Enfin, à côté de tout ça, j’ai profité de mon voyage pour développer sur mon site web une rubrique « urbanisme », avec des réflexions, des sujets de débats et des idées d’aménagements territoriaux.
Certains pays vous ont-ils marqué plus que d’autres ?
Chaque pays a quelque chose. J’ai adoré Athènes et les Grecs : ils sont posés et très à l’aise. Le Portugal était une belle étape. Les gens y sont gentils, ouverts, polyglotte et la vie n’y est pas chère. Les Balkans c’était bien aussi, mais parler slave était une autre paire de manches ! Partout où j’allais j’apprenais quelques phrases (« je fais un tour d’Europe à vélo » ; « j’ai une tente », etc.).
Par contre, de la Grèce jusqu’à la Hongrie il y a une constante : chaque pays trouve que ses voisins sont les pires du monde et prétendent que la vie y est dangereuse (« Attention, tu vas te faire tuer ! »).

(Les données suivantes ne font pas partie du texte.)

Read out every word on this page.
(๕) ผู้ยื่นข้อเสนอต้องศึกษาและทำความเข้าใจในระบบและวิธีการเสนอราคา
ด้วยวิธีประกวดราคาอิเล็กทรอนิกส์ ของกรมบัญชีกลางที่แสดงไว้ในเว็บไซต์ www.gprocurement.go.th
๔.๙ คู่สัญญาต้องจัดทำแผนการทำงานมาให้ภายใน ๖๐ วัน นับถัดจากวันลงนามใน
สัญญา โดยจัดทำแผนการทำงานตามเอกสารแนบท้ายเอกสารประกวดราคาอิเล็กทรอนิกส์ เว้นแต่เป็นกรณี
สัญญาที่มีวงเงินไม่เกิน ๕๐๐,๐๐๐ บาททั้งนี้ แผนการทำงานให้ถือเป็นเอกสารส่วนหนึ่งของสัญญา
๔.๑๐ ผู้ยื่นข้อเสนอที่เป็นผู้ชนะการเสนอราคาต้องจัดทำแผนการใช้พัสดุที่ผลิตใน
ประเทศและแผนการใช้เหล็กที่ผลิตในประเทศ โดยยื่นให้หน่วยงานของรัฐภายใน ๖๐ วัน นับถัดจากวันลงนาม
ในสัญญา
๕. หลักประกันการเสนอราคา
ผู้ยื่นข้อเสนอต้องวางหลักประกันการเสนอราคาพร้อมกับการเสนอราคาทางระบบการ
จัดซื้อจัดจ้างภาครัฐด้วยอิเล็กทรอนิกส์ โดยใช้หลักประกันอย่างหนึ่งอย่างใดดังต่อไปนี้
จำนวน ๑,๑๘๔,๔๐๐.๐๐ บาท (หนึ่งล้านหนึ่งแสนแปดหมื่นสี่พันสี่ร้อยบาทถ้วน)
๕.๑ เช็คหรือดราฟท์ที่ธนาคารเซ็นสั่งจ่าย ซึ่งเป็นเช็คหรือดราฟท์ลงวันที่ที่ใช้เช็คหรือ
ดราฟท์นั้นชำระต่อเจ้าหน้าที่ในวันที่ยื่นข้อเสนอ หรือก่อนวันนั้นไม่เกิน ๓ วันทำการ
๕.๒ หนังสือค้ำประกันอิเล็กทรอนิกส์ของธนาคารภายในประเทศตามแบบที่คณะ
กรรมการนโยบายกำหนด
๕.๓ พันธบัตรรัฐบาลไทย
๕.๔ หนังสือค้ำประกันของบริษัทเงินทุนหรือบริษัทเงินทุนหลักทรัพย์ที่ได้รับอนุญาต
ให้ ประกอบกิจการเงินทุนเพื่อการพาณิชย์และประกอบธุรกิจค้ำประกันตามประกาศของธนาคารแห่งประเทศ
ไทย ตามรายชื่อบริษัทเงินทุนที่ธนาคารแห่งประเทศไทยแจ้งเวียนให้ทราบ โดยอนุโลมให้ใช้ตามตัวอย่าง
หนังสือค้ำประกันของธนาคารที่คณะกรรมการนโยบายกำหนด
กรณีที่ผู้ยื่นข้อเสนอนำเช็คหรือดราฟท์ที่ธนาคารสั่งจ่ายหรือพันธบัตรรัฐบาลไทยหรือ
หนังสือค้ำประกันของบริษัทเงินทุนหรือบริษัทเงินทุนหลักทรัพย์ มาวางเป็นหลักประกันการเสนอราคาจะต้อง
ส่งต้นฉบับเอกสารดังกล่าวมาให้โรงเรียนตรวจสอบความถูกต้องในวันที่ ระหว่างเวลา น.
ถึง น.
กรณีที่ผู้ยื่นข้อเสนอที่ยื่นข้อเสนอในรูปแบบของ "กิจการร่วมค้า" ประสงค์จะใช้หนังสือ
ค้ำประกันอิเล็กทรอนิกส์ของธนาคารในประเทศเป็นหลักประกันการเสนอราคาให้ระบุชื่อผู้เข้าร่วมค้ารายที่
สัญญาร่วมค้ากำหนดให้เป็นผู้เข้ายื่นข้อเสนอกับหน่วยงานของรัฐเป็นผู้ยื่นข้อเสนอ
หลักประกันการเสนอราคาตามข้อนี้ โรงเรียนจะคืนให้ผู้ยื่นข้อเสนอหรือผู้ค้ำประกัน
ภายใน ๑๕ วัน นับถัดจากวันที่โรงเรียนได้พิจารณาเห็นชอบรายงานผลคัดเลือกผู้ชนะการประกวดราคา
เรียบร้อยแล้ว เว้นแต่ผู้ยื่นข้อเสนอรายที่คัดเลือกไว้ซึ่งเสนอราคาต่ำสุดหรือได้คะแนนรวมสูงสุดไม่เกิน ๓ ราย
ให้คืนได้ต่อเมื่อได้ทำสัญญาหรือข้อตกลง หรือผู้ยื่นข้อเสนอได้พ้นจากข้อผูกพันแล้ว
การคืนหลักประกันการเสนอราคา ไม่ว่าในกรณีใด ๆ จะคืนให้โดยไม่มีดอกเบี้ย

La Grèce pense cela à propos de la Macédoine ; la Macédoine dit cela à propos des Grecs et des Albanais. Cependant cette attitude est très marquée chez les Grecs. Ils ont beau être ouverts sur plein de sujets, leur tolérance a des limites quand on évoque leurs voisins. Ils considèrent que la Macédoine n’existe pas – ils appellent ce territoire Skopja – et ils méprisent les Macédoniens qui se revendiquent d’Alexandre. Les Grecs ont l’impression qu’on leur vole leur culture, leur histoire. C’est une vision très dure et très ancrée, jusque dans les manuels scolaires.
La situation économique du pays était-elle visible en Grèce ?
Tous les Grecs que j’ai rencontrés étaient au chômage. En général ne restent que ceux qui sont très attachés au pays. Au centre de tortues Archelon, il y avait des volontaires internationaux comme moi et des volontaires quotidiens, des locaux, qui étaient sans emplois. Cette activité leur permettait de recréer des liens sociaux et parfois même de trouver un petit boulot par le bouche à oreille.
J’ai aussi faire du Couchsurfing à l’université de Patras où les gens, pro-Syriza, exultaient quand l’ancien ministre des finances Varoufakis a dit que la troïka n’avait aucune légitimité démocratique et que le président de l’Eurogroupe Jeroen Dijsselbloem a déclaré qu’il venait de tuer la troïka. En Grèce c’était énorme. Ceci dit, mon point de vue est biaisé, car je n’ai rencontré qu’un certain type de personnes : des étudiants, des volontaires, de chômeurs, etc. Je n’ai pas parlé avec des bourgeois ou des chefs d’entreprises.
D’un côté, les Grecs ont de nombreuses demandes légitimes. D’un autre côté, ils exagèrent parfois. Un homme rencontré à Patras était étudiant, donc logé et nourri gratuitement, depuis sept ans ! Les gens râlent aussi de payer certaines taxes qui chez nous sont normales, comme la taxe foncière. Tout cela attise un conflit intergénérationnel. Les aînés ont tout eu et maintenant les jeunes ne peuvent plus prétendre à ce genre de vie, on ne leur donne plus rien et ils doivent rembourser des dettes qui ne sont pas les leurs.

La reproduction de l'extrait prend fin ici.